Tuesday, September 22, 2015

HSUS & Partners Propose New Federal Standards for Dog Care at Major Breeding Facilities ...

The HSUS and Partners Propose New Federal Standards for Dog Care at Major Breeding Facilities

The HSUS and other animal welfare organizations today filed a legal petition with the U.S. Department of Agriculture urging the agency to improve minimum standards of care for dogs in commercial breeding facilities – the latest strategic policy action to turn around our nation’s disgraceful tolerance of puppy mills.
The USDA has taken strides in recent years to better regulate commercial dog breeders, adopting rules to ban imports of dogs from foreign puppy mills and to require inspections of Internet sellers of puppies. Those were immensely important advances, but what’s remained untouched are the actual minimum standards of care for the dogs at USDA-licensed facilities in the United States.
Specifically, the current standards do not prohibit extreme confinement, stacking of cages, or keeping the animals on wire floors indefinitely. There are no requirements that animals ever get out of cages or receive routine veterinary care or human socialization. The rules are more like survival standards, stipulating that animals have enough food and water and don’t get cut by protruding wires or freeze to death outside. But they hardly guarantee – even if the standards are followed – that the animals will have any quality of life.
If adopted, the fortified standards proposed in the petition have the potential to dramatically improve the lives of tens of thousands of dogs in such facilities by creating clear requirements for veterinary care, housing, breeding practices, socialization, and placement of retired breeding dogs.
Imagine keeping a Chihuahua in a cage the size of a file drawer for her entire life, or confining a beagle in a pen no larger than your car’s trunk. Imagine giving those dogs water only twice a day, and allowing the temperature around them to drop below freezing for hours at a time.
Our investigations have repeatedly demonstrated that minimum care standards in the Animal Welfare Act regulations are insufficient to protect dogs. Research and investigations, including our report on the Horrible Hundred, reveal that substandard breeders are keeping dogs in entirely deficient conditions, with many facilities routinely violating the minimal standards of the AWA. Yet even those breeders who have no documented violations on their inspection reports often keep dogs in inhumane conditions because the minimum standards are insufficient. It’s time for the USDA to update the AWA standards and give breeding dogs conditions that are livable and humane.
The HSUS filed the petition jointly with the ASPCA and the Humane Society Veterinary Medical Association, and it was prepared by HSUS attorneys working with an extraordinary group of pro bono lawyers from Latham & Watkins LLP, one of the nation’s top law firms. Among other things, the petition requests that the USDA restrict the use of wire flooring and stacked cages, and requires that dogs have more space and access to an outdoor exercise area to perform normal canine behaviors such as running and playing.
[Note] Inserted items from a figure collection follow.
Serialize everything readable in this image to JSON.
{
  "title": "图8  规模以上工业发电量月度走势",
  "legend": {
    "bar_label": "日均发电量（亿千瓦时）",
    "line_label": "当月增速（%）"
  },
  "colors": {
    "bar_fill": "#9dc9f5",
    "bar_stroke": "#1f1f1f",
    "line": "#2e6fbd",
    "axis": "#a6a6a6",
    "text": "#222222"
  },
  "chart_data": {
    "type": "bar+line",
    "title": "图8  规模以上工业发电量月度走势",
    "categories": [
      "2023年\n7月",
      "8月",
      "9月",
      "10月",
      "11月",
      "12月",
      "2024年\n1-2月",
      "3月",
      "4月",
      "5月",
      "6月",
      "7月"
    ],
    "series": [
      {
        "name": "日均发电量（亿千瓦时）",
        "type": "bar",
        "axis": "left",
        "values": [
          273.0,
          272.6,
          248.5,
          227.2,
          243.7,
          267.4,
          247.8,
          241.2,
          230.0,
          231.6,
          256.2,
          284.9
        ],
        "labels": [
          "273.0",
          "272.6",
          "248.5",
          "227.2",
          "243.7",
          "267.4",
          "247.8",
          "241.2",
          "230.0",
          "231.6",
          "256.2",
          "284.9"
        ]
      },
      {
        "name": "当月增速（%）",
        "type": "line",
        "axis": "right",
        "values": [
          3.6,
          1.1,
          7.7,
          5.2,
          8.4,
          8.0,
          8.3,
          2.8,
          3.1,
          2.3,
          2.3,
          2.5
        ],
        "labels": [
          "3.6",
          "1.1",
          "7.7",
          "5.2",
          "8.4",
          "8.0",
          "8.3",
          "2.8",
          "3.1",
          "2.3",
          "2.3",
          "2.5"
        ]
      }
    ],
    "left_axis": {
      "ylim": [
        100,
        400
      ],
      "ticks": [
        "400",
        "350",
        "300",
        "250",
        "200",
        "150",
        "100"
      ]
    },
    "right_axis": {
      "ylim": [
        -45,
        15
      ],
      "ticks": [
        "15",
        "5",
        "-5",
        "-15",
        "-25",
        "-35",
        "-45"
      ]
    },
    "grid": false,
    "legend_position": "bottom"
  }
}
Responsible breeders and pet industry organizations should support these standards and help to crack down on puppy mills and restore consumer confidence.
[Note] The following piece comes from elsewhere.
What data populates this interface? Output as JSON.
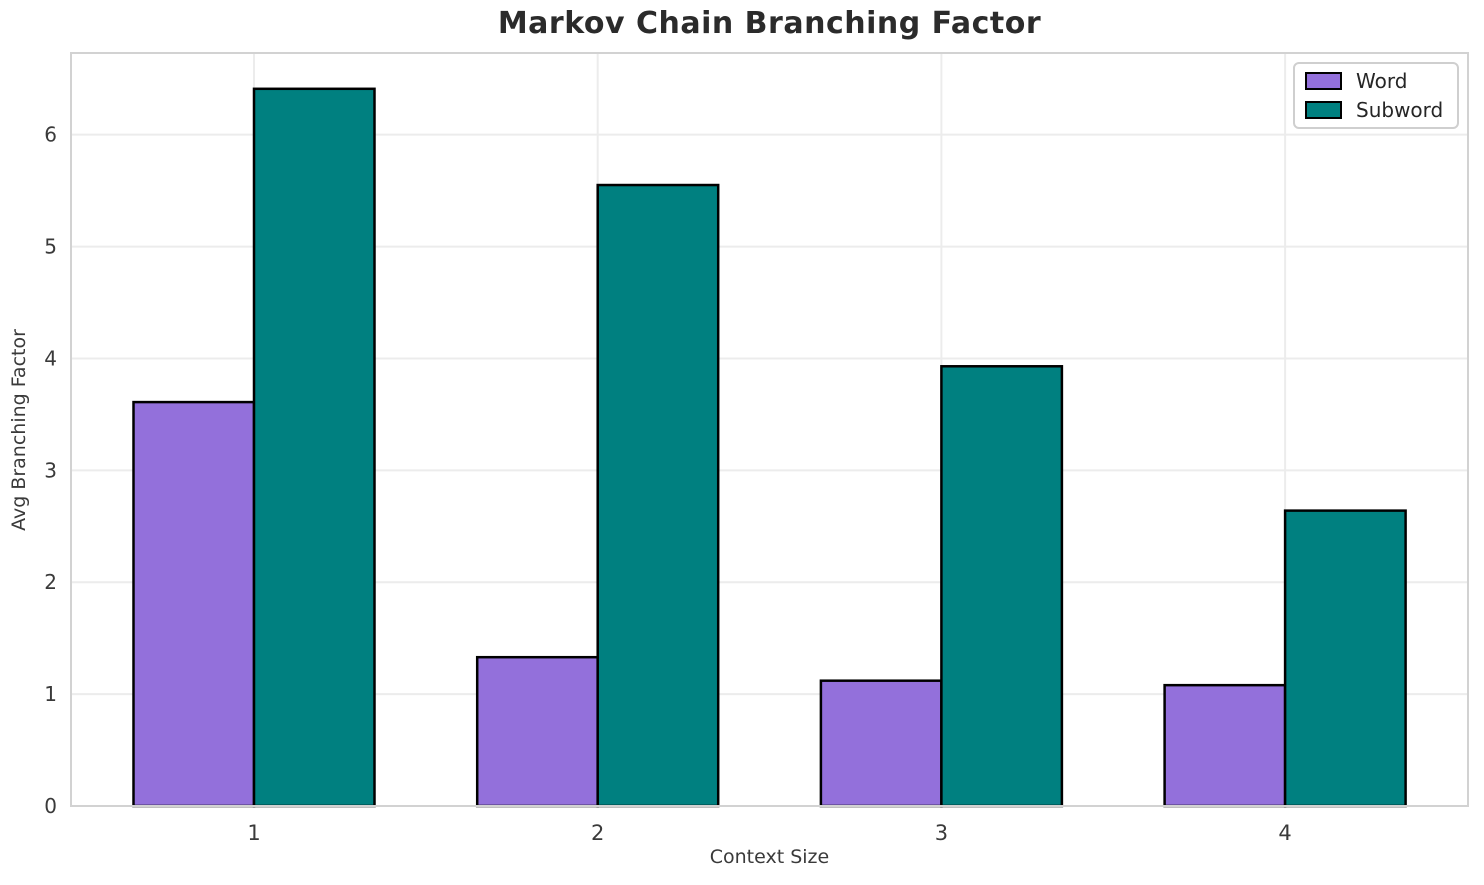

It’s just common sense that dogs should have space, veterinary care, exercise, and other basic humane treatment. This subpar and often abusive treatment of dogs has gone on too long in our country and there’s no excuse for maintaining deficient standards in a nation that expects more of its breeders. If the industry claims it cares for dogs properly, then it has nothing to fear from upgrading those standards and providing them the kind of care that any responsible dog owner would demand as a matter of routine.